En l’espèce, force est de constater que l’absence de toute perspective raisonnable d’éloignement de M. [K] [S] alias [L] [N] n’est pas démontrée, dès lors :
— que les autorités algériennes n’ont pas répondu défavorablement à la demande de laissez-passer des autorités françaises et qu’il n’est pas établi qu’elles ne répondront pas à leurs sollicitations,
— qu’il ne peut être préjugé de l’évolution des relations diplomatiques entre la France et l’Algérie, étant rappelé que quel que soit l’état des relations existant entre deux pays, ceux-ci demeurent tenus de rapatrier leurs ressortissants en situation irrégulière.

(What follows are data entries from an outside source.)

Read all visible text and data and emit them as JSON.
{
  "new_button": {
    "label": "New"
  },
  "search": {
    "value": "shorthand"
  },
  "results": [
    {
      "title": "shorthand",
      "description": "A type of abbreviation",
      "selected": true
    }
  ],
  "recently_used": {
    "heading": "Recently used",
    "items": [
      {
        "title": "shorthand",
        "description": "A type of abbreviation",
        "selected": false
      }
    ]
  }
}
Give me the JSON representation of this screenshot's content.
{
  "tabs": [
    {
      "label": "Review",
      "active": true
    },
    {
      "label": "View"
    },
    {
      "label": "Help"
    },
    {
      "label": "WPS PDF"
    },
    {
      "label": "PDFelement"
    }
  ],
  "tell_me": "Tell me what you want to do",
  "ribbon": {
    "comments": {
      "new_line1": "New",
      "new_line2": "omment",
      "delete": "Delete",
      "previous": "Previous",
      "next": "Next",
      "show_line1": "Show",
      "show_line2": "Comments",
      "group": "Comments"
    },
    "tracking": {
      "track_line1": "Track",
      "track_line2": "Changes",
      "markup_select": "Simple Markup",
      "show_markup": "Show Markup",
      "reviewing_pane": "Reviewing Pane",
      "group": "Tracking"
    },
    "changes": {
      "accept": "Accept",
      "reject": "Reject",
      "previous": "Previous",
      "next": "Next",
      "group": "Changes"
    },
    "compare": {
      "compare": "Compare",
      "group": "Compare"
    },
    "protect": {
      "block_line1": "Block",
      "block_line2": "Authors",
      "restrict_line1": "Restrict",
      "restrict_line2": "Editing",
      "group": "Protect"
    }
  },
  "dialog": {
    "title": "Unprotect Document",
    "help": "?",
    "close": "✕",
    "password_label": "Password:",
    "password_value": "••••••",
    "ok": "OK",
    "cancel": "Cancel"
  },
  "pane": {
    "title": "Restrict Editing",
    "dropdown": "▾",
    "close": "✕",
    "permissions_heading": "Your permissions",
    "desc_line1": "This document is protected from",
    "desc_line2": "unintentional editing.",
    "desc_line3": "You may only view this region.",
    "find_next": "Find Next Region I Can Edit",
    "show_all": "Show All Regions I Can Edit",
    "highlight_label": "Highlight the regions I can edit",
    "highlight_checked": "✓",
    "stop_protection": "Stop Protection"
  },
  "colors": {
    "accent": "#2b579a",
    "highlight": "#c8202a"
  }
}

En conséquence, l’ordonnance entreprise est confirmée.
PAR CES MOTIFS
Statuant publiquement, contradictoirement, en dernier ressort,
DÉCLARONS recevable l’appel de M. [K] [S] alias [L] [N];
DECLARONS irrecevable la contestation de la compétence du signataire de la requête saisissant le juge du tribunal judiciaire;
CONFIRMONS l’ordonnance rendue par le juge du tribunal judiciaire de Metz le 08 juillet 2025 à 10h10 ;
ORDONNONS la remise immédiate au procureur général d’une expédition de la présente ordonnance;
DISONS n’y avoir lieu à dépens.
Prononcée publiquement à [Localité 2], le 10 JUILLET 2025 à 14h50.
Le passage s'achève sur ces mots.